Journal Homepage: www.jitecs.ub.ac.id

Enhancing River Monitoring Embedded System using Time Redundancy Fault Tolerance to Resolve Transient

Sensor Fault

Mochammad Hannats Hanafi Ichsan*¹, Muhammad Adinura Julian Habibie², Wijaya Kurniawan³

1,2,3Brawijaya University, Malang

{¹hanas.hanafi,³wjaykurnia}@ub.ac.id, {²adinura.julian}@gmail.com

*Corresponding Author

Received 04 October 2022; accepted 08 March 2023

Abstract. Reading data from sensors in the context of the Internet of Things (IoT) is one of the main parameters of a high-reliability system. Data reading by sensors is prone to errors due to various variables that the problem cannot accommodate. One method to overcome this problem is the time redundancy algorithm, where the sensor takes data and its best value several times. In this study, the sensors used to calculate the water levels are ultrasonic sensors and resistance. At the river monitoring point, data is sent using the UDP (User Datagram Protocol) protocol that previous studies have used. This research has been done as a prototype with a maximum distance between sensor nodes of one meter. The results of sending data using UDP were successful, with an average delay of 3293 microseconds. And the ultrasonic sensor that has been tested based on transient fault against time redundancy has an accuracy of 94.5% based on a sampling delay of 1000ms.

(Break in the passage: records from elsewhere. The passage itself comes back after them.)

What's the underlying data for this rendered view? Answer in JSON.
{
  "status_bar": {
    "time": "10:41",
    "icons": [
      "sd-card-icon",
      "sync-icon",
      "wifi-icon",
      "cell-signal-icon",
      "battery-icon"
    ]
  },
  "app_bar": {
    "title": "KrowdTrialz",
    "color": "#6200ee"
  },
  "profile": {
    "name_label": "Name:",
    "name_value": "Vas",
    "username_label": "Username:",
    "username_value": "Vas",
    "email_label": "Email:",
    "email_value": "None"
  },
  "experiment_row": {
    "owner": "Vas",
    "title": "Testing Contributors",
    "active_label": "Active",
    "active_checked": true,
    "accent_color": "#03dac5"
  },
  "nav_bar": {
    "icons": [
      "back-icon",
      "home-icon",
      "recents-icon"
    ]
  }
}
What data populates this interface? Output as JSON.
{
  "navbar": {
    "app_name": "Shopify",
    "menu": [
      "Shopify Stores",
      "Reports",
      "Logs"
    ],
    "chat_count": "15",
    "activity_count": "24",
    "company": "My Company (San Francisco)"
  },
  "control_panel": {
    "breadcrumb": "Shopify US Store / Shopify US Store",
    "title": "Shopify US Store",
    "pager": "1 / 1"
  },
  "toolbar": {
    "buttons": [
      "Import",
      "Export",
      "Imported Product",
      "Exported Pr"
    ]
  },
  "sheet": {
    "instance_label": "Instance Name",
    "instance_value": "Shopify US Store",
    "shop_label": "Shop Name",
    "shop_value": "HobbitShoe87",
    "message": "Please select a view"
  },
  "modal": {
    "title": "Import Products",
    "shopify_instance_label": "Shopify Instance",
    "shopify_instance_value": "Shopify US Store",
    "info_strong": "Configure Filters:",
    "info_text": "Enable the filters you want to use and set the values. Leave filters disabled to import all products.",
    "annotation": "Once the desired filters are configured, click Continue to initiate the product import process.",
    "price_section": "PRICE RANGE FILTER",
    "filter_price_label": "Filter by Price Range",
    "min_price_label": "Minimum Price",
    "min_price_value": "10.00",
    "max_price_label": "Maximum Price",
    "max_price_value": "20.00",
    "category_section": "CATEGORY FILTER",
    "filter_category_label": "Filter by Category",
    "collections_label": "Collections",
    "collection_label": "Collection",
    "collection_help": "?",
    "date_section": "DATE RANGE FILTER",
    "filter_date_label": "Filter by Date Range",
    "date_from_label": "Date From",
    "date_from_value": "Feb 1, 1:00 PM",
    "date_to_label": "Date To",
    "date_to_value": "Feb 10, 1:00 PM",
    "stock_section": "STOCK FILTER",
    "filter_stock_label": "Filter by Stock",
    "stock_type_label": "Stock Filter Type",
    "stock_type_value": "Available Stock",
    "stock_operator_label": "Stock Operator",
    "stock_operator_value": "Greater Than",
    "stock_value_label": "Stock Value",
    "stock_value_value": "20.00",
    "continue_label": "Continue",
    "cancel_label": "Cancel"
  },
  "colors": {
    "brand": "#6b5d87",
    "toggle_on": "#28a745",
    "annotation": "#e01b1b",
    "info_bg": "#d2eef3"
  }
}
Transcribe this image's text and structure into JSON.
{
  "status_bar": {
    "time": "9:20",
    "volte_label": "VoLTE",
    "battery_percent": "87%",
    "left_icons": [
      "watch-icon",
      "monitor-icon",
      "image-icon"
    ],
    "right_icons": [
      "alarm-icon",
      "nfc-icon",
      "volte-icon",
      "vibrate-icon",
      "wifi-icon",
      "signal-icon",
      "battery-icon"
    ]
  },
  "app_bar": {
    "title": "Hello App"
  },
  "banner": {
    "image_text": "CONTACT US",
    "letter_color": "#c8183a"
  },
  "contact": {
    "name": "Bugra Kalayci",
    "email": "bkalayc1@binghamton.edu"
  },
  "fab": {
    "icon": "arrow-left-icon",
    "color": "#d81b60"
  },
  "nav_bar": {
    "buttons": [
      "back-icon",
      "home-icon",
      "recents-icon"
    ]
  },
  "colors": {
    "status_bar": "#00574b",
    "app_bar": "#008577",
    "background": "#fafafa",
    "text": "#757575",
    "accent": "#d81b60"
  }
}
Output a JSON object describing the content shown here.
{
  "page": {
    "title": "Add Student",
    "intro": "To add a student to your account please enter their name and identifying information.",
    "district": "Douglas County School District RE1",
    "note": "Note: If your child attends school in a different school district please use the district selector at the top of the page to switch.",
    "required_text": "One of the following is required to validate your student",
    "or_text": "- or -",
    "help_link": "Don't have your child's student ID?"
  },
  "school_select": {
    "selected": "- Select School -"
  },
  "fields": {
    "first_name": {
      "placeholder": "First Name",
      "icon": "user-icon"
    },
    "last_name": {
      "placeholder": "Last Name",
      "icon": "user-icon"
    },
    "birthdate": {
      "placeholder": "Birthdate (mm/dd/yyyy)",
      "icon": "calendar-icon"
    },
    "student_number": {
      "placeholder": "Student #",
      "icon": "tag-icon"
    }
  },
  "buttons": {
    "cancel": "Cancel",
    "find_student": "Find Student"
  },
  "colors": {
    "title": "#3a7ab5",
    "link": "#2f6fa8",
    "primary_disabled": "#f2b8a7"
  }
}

Keywords: River Monitoring, Embedded System, Time Redundancy, Fault Tolerance, and Sensor Fault

1 Introduction

The last decade has seen a rapid increase in the use of the Internet of Things (IoT) and Embedded System, which has been implemented in various aspects [1]. One of them is to monitor river water canals which are used as a tool to prevent flooding [2, 3, 4]. However, the reliability aspect of such a critical system has not been studied comprehensively. The most crucial element of the monitoring system is how the sensors read the data correctly [5]. Because if it is wrong in reading the data, then the system's decision to control it will be wrong and cause unwanted things—for example, flooding and equipment damage. If the system has a significant error, it will not be trusted or used [6].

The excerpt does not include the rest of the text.